Пришел Прокопьич домой, а Данилушко около станочка стоит, досочку малахитовую оглядывает. На этой досочке зарез сделан – кромку отбить. Вот Данилушко на это место уставился и головенкой покачивает. Прокопьичу любопытно стало, что этот новенький парнишка тут разглядывает. Спросил строго, как по его правилу велось:

– Ты это что? Кто тебя просил поделку в руки брать? Что тут доглядываешь?

Данилушко и отвечает:

– На мой глаз, дедушко, не с этой стороны кромку отбивать надо. Вишь, узор тут, а его и срежут.

Прокопьич закричал, конечно:

– Что? Кто ты такой? Мастер? У рук не бывало, а судишь? Что ты понимать можешь?

– То и понимаю, что эту штуку испортили, – отвечает Данилушко.

– Кто испортил? а? Это ты, сопляк, мне – первому мастеру!.. Да я тебе такую порчу покажу... жив не будешь!

Пошумел так-то, покричал, а Данилушку пальцем не задел. Прокопьич-то, вишь, сам над этой досочкой думал – с которой стороны кромку срезать.

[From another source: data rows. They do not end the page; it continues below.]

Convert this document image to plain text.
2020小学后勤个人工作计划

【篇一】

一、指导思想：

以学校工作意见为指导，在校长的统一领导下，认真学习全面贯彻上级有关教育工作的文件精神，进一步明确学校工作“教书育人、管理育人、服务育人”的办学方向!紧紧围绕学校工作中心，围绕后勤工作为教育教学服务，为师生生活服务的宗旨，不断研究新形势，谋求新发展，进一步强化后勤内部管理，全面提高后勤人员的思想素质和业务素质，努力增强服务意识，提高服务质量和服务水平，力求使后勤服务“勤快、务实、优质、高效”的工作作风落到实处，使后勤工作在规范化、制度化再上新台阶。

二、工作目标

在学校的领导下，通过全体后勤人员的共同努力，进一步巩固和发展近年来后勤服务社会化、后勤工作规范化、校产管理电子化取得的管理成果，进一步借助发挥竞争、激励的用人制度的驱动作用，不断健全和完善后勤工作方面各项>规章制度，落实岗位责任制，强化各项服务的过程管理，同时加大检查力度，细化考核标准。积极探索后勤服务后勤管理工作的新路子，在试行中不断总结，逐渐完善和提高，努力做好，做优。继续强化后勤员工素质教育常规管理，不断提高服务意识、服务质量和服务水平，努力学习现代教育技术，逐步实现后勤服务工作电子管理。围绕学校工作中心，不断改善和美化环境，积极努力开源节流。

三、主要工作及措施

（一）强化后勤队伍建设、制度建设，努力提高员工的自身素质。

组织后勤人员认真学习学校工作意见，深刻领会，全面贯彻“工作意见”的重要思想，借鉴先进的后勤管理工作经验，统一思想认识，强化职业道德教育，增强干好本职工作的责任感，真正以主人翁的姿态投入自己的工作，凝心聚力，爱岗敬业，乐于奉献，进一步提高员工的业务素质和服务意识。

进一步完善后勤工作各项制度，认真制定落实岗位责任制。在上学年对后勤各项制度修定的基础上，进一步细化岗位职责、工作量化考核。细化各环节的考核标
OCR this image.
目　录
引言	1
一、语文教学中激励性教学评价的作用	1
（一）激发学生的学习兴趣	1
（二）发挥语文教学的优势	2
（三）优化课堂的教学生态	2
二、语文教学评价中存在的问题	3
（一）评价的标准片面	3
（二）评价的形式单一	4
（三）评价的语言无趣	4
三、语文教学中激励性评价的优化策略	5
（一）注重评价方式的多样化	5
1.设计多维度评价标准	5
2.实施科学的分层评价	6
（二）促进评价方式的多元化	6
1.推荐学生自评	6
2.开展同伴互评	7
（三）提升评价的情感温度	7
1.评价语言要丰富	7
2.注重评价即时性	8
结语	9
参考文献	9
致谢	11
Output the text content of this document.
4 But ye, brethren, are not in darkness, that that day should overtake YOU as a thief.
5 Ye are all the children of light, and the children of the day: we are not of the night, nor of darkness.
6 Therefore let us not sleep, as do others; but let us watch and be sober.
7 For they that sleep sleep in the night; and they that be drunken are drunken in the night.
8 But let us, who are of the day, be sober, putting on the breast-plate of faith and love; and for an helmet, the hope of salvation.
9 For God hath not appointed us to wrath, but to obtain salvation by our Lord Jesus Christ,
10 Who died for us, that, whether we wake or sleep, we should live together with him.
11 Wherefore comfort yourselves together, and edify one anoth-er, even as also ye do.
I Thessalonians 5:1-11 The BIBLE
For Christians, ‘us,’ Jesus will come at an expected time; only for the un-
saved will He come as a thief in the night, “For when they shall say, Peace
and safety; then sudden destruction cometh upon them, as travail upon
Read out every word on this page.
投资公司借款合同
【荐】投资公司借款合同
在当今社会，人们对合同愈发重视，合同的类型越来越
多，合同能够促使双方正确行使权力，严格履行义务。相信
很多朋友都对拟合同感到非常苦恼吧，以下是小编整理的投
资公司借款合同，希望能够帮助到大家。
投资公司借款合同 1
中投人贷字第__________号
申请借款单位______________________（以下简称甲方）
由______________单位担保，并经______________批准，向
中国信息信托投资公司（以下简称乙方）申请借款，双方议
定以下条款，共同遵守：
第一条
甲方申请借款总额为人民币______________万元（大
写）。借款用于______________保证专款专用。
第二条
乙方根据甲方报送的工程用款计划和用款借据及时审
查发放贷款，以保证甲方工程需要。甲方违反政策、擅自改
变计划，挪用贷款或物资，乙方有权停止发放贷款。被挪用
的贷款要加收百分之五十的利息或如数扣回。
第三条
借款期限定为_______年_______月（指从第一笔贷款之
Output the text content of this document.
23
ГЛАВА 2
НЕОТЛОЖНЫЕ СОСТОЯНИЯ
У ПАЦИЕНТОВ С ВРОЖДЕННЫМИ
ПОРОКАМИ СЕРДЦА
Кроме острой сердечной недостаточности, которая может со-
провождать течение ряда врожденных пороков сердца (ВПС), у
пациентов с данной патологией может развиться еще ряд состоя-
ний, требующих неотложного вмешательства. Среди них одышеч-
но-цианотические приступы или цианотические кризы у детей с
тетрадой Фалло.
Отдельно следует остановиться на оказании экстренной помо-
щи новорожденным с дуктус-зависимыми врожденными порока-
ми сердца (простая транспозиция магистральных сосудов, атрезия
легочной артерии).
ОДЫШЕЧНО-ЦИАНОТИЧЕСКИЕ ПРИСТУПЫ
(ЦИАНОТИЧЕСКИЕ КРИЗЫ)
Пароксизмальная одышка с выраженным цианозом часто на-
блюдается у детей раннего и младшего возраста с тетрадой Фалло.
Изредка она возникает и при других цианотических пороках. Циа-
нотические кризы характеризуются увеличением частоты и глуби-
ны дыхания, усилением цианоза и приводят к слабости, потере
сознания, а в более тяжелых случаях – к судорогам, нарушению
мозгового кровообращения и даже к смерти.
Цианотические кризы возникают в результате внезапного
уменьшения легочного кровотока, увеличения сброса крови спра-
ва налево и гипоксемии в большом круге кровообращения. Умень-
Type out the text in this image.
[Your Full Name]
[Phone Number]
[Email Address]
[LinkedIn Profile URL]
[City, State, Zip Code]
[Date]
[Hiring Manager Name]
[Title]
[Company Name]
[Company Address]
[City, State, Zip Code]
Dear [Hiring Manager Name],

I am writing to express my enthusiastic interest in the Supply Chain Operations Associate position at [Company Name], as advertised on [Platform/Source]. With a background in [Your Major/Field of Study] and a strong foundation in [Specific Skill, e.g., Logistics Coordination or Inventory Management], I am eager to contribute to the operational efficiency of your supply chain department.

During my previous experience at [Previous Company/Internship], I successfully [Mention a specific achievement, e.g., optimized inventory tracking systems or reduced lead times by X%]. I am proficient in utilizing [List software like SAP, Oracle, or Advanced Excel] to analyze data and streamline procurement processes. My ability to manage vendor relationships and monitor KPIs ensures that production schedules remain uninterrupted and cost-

Данилушко своим разговором в самую точку попал. Прокричался Прокопьич и говорит вовсе уж добром:

– Ну-ко, ты, мастер явленый, покажи, как, по-твоему, сделать?

Данилушко и стал показывать да рассказывать:

– Вот бы какой узор вышел. А того бы лучше – пустить досочку поуже, по чистому полю кромку отбить, только бы сверху плетешок малый оставить.

Прокопьич знай покрикивает:

– Ну-ну... Как же! Много ты понимаешь. Накопил – не просыпь! – А про себя думает: «Верно парнишка говорит. Из такого, пожалуй, толк будет. Только учить-то его как? Стукни разок – он и ноги протянет».

Подумал так, да и спрашивает:

– Ты хоть чей, экий ученый?

Данилушко и рассказал про себя.

Дескать, сирота. Матери не помню, а про отца и вовсе не знаю, кто был. Кличут Данилкой Недокормышем, а как отчество и прозванье отцовское – про то не знаю. Рассказал, как он в дворне был и за что его прогнали, как потом лето с коровьим стадом ходил, как под бой попал.

Прокопьич пожалел:

– Не сладко, гляжу, тебе, парень, житьишко-то задалось, а тут еще ко мне попал. У нас мастерство строгое.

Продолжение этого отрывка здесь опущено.